Consuming foods rich in Omega-3 fatty acids may protect individuals from Alzheimer’s and other forms of dementia according to a new study.
As The Inquisitr has previously reported, the beta-amyloid protein is generally considered the most definite link to the likelihood of a person developing brain diseases such as Alzheimer’s, and Omega-3 consumption may significantly decrease the beta-amyloid level, perhaps by 20 to 30 percent.
The principal author of this Omega-3 study, Dr. Nikolaos Scarmeas of C0lumbia University Medical Center, told Fox News that “More and more intake of Omega-3s was associated with lower and lower levels of beta-amyloid in the blood.”

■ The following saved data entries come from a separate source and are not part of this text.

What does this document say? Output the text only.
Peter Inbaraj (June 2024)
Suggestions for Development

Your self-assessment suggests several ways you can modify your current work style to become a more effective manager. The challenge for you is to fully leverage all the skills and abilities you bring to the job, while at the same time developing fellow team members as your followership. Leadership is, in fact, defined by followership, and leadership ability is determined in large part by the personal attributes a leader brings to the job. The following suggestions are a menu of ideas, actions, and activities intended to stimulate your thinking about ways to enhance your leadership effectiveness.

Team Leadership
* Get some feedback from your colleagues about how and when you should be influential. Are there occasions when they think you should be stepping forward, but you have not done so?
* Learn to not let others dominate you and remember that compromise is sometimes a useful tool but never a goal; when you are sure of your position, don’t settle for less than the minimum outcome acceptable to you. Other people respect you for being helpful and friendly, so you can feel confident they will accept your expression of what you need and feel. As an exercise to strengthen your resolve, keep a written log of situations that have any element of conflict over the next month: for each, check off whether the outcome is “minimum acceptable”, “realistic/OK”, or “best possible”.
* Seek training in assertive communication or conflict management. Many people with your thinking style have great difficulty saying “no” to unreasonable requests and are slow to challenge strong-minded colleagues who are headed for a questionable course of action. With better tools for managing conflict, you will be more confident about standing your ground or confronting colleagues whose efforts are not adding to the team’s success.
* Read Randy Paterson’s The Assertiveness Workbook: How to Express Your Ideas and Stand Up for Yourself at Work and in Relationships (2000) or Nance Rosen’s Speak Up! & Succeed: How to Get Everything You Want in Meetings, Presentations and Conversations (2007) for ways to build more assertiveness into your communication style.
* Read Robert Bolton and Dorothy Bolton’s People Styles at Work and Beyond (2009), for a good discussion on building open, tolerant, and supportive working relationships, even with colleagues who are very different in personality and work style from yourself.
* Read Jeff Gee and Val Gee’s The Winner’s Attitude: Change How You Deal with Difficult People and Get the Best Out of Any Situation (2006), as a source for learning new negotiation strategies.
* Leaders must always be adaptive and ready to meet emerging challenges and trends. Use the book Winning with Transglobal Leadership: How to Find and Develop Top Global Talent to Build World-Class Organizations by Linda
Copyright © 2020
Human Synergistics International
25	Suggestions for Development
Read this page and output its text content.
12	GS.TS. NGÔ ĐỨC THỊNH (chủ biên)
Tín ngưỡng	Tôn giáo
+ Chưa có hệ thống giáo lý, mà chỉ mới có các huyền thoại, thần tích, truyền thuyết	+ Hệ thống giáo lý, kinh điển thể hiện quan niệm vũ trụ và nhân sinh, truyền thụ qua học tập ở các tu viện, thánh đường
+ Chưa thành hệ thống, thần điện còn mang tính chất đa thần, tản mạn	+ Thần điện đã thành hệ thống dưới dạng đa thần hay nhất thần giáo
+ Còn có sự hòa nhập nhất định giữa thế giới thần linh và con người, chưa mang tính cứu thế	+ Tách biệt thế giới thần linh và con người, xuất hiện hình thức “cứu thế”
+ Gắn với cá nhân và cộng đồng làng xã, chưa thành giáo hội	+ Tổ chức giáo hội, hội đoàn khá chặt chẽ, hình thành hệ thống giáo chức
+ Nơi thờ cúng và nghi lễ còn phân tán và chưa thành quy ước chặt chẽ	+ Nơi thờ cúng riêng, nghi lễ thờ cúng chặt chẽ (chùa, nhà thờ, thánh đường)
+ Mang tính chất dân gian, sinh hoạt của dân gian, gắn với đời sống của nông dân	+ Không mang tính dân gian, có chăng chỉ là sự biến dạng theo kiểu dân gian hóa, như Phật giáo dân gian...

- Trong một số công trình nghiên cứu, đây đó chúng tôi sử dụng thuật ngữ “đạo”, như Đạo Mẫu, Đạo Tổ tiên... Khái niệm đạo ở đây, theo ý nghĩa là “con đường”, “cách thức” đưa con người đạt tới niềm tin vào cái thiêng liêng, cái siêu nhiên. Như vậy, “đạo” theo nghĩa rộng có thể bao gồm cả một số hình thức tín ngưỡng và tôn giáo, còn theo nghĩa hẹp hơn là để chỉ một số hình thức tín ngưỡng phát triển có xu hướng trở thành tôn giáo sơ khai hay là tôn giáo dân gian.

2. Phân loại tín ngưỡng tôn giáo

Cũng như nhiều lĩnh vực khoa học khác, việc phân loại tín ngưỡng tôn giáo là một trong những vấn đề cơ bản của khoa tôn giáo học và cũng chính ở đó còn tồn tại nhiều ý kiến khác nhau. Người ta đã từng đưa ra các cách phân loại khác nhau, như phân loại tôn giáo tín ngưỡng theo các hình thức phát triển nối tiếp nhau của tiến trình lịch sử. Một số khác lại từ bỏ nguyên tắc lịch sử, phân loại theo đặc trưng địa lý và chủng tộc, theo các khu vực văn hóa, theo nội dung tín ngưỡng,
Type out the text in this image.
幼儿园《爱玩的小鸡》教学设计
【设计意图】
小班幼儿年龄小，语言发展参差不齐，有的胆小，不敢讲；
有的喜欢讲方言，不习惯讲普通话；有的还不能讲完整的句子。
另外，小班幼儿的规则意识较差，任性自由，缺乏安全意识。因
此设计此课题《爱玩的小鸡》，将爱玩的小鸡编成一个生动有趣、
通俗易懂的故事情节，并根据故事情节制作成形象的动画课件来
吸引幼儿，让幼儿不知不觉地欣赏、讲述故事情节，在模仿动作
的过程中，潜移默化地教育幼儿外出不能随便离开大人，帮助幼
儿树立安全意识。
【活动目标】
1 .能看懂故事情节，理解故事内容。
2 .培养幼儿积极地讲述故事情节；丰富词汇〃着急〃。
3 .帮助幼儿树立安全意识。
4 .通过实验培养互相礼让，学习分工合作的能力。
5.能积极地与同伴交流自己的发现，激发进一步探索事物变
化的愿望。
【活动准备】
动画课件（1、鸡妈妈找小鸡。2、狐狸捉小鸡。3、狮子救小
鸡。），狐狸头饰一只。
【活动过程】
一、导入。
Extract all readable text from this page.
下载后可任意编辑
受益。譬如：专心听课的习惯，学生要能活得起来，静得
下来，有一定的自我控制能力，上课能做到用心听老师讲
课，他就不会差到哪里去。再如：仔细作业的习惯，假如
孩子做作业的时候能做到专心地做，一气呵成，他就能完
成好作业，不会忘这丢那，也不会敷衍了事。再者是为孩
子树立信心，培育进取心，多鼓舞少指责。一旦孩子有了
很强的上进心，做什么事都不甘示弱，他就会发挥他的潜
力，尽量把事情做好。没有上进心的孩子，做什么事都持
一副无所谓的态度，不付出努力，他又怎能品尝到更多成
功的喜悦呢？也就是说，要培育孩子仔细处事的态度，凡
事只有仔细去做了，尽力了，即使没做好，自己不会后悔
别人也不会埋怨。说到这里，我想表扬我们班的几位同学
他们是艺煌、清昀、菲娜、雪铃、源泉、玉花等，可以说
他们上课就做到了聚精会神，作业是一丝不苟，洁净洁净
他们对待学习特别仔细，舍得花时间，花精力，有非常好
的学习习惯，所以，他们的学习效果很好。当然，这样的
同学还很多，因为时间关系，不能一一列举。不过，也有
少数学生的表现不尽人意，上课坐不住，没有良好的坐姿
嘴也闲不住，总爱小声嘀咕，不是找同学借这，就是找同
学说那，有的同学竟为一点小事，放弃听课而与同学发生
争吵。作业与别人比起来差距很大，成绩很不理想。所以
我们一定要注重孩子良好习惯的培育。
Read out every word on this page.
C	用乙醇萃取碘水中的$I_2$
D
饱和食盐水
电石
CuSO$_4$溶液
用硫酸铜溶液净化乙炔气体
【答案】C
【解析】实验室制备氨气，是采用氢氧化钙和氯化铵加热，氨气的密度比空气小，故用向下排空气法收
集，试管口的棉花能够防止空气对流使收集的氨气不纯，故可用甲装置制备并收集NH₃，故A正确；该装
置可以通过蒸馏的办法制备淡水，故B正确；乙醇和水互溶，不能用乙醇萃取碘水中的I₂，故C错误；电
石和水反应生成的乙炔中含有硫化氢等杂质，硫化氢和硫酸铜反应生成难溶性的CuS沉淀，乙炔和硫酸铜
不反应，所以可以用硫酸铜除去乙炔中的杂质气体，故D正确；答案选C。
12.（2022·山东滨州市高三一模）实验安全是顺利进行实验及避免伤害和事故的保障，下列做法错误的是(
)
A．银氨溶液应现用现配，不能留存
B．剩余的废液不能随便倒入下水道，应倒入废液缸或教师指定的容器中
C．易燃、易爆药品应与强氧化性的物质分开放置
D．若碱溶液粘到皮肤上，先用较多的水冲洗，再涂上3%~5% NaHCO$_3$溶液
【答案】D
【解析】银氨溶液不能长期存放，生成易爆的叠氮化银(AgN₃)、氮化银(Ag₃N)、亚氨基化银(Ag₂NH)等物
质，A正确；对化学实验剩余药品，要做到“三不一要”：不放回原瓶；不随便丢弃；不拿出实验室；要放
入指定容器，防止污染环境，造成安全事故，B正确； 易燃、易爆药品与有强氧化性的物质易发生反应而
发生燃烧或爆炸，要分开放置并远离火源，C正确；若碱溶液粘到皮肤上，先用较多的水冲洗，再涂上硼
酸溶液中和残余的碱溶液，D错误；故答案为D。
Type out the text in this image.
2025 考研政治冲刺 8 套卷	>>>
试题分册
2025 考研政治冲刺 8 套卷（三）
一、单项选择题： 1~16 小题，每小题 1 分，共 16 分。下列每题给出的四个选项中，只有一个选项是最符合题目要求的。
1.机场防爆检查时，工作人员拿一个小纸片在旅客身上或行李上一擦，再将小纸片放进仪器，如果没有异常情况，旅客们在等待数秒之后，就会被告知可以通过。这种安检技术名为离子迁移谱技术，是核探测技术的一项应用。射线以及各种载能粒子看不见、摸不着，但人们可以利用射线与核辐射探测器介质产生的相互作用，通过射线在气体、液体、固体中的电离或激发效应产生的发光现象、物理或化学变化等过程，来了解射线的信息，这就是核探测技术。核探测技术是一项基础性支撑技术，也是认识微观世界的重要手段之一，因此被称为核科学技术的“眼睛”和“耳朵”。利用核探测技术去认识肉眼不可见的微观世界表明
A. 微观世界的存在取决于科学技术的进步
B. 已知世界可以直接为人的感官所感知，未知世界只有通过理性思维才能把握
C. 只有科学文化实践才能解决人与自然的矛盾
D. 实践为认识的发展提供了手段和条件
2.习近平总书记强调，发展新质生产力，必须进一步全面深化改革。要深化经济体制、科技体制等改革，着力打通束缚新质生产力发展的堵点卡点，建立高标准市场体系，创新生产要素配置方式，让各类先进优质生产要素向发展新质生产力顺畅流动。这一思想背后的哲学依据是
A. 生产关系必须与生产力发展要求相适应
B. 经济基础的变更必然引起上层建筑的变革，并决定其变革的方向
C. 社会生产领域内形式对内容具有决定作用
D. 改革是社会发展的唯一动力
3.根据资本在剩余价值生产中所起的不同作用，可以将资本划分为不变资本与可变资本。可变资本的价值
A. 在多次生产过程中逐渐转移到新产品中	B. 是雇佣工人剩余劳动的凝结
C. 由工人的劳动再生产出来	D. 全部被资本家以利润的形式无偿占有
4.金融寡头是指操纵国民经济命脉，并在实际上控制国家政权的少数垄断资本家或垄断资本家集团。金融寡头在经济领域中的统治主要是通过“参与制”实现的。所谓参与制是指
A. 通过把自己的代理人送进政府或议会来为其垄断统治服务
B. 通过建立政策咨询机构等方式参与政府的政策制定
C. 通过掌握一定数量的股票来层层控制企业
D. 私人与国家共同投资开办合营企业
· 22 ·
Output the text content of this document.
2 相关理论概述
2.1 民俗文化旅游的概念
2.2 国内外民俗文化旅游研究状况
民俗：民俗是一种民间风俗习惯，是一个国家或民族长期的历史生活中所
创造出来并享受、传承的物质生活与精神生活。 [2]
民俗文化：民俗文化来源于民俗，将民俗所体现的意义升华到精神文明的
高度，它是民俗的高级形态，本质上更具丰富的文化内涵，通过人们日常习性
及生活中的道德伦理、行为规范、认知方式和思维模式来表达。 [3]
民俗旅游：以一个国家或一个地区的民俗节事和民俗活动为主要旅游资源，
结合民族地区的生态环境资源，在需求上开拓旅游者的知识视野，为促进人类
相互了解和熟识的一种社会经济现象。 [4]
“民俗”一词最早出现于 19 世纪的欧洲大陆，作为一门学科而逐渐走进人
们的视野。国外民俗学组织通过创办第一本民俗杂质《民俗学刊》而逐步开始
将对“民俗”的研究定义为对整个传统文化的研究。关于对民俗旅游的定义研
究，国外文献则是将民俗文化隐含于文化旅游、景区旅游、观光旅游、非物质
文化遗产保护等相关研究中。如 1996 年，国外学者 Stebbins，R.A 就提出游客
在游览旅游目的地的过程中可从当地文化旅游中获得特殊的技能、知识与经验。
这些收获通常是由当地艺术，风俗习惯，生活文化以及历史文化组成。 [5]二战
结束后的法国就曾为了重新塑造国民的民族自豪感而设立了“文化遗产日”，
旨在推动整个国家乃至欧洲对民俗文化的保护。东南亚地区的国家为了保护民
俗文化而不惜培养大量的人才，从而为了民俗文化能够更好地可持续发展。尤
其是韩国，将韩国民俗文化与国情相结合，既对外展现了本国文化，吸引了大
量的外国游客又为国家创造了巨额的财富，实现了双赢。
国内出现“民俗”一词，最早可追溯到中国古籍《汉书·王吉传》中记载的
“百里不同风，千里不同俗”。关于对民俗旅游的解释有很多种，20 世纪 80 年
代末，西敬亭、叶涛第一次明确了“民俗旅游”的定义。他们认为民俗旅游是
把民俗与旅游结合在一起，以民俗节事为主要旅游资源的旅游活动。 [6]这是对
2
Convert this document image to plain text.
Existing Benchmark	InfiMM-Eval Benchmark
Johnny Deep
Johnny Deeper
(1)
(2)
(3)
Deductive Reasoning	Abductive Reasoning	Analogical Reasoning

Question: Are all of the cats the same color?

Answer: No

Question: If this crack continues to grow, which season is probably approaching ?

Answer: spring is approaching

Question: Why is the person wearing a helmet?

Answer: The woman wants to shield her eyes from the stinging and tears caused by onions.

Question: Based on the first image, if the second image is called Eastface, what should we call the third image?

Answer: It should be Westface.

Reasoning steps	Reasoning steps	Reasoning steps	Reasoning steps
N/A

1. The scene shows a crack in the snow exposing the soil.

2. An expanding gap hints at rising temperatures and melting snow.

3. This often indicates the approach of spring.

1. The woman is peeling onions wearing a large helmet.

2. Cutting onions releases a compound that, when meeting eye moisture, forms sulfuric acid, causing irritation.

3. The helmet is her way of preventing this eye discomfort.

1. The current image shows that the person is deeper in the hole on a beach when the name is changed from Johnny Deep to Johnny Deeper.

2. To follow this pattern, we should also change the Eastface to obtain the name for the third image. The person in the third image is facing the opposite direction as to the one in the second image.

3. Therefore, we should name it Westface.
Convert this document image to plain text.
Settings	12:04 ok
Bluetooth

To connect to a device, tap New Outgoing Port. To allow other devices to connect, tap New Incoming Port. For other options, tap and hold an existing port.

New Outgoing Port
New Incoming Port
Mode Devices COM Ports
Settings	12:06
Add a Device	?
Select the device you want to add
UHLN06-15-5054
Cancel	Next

Scarmeas, however, conceded that “we do not understand very well biologically how levels of beta-amyloid in the blood, brain and spinal fluid are related exactly,” and that not all the research identifies a correlation between beta-amyloid in the blood and the brain. He did add that “his own lab had observed that people with higher blood levels of beta-amyloid were more likely to develop dementia, while people with lower levels tended not to.” Moreover, “Omega-3s may be able to reduce oxidative stress on the brain and the resulting vascular damage, or even have some kind of impact on beta-amyloid in the brain. ”
The study published in the Neurology journal concludes that higher dietary intake of Omega-3 fatty acids is associated with lower beta-amyloid levels “a profile linked with reduced risk of incident [Alzheimer's Disease] and slower cognitive decline in our cohort. ”
Salmon, herring, mackerel, anchovies, and sardines are among the cold water oily fish sources of Omega-3 fatty acids. Many holistic-oriented consumers also take fish oil supplements for both brain and heart health.